И Ершик дышал. Катя лежала совершенно синяя. Ему казалось — ледяная. «Если машину тряхнет, она рассыпется», — подумал он, взял ее за руку и стал дышать в ладонь.

— Если что, звони, — сказал Гоги, закрывая за ним дверцу. — Я очень волнуюсь.

Но звонить было неоткуда. В приемном покое телефона не было, а к своему дежурная не пускала. Катя рожала долго. Ночь прошла, и день прошел, а она все рожала. Ершик сидел в приемном покое и тихонько поскуливал.

— Экий ты, папаша, неугомонный, — сказала дежурная на второй вечер, вынося ему чашку жидкого чая.

— Папаша? — встрепенулся Ершик. — Значит…

— Значит, значит. Дочка у тебя.

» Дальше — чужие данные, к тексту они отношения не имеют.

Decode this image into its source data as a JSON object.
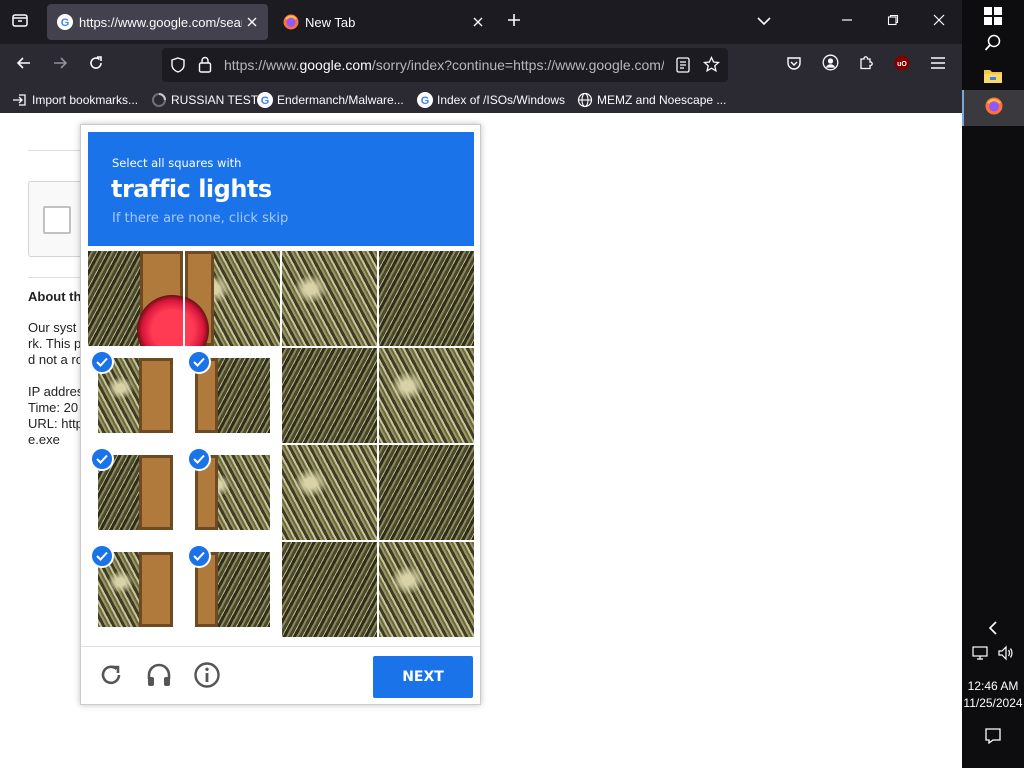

Три двести.

— Три двести — это что?

— Килограммов это, вот что. Шел бы ты домой, а то самого придется госпитализировать.

Встречать Катю из роддома он отправился в новом сером костюме, белой рубашке и темно-сером галстуке. По дороге купил пять гвоздик. А пакет с розовым атласным одеяльцем он еще утром передал. Катя была совсем прозрачная и еще немножко синеватая, и Ершик опять испугался, как бы она не споткнулась и не разбилась прямо здесь, на кафельном полу. Следом за ней нянечка несла розовый сверток, перевязанный лентами, как почтовая посылка — крест-накрест.